Machine Learning Model for Predicting Multidrug Resistance in Clinical Klebsiella pneumoniae Isolates

Abstract

Background/Objectives: Klebsiella pneumoniae is an opportunistic pathogen increasingly resistant to carbapenems and broad-spectrum antibiotics, complicating timely infection management. In critical cases like septic shock, where initiating effective antibiotics within 3 h improves survival, culture-based resistance testing is often too slow. This study evaluates machine learning (ML) algorithms for faster antimicrobial resistance prediction than conventional methods. Methods: In this retrospective study, antibiogram results of 607 Klebsiella pneumoniae isolates collected between 2017 and 2024 were combined with demographic and clinical information of the patients from whom the isolates were obtained. Four different ML algorithms, namely Decision Tree (DT), Support Vector Classifier (SVC), K-Nearest Neighbors (KNN) and Random Forest (RF), were applied to classify the resistance status for 22 antibiotics.
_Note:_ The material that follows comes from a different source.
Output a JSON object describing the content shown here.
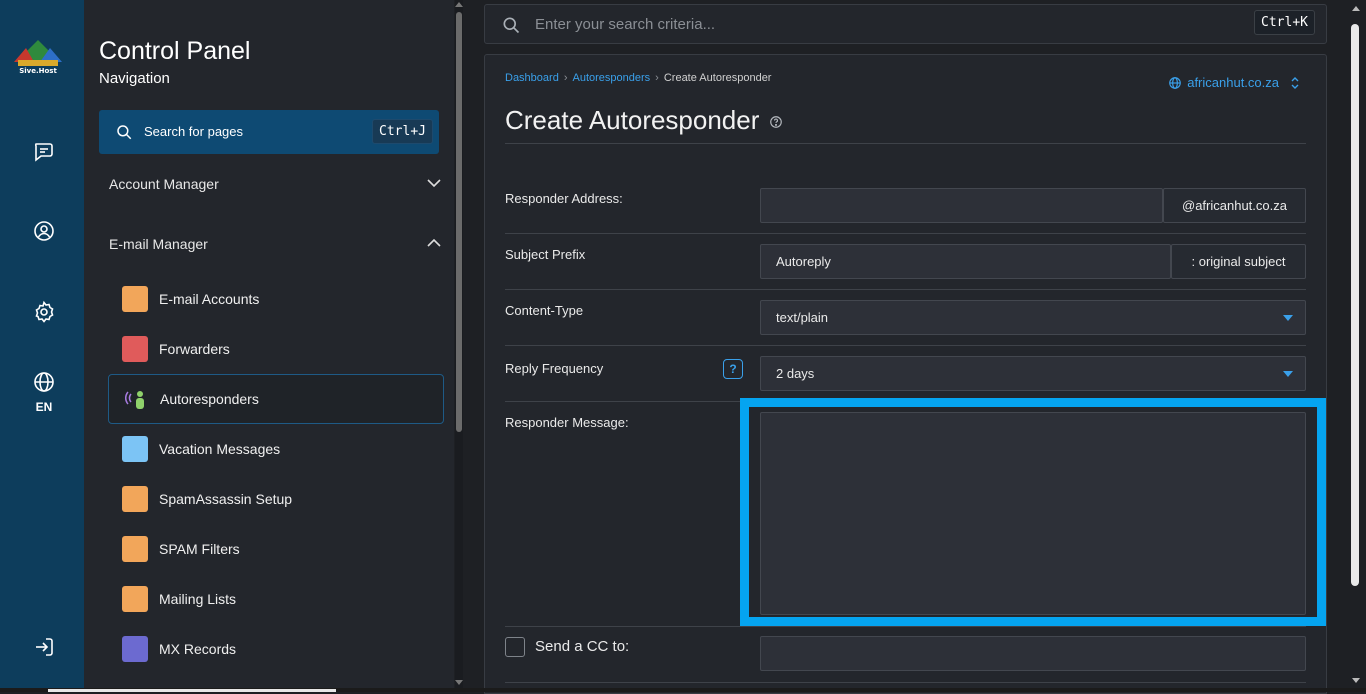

Model performances were evaluated using accuracy, precision, recall, F-score, AUC and feature importance metrics. Results: The RF model showed the highest overall performance in accurately predicting resistance to 22 antibiotics, achieving an average AUC value of 0.96. In particular, it predicted resistance to treatment-critical antibiotics such as Ertapenem (100%), Imipenem (93%) and Meropenem (95%) with high accuracy. Conclusions: ML models, especially RF, offer a powerful tool for rapid antibiotic resistance prediction, supporting accurate empirical treatment decisions and antimicrobial stewardship.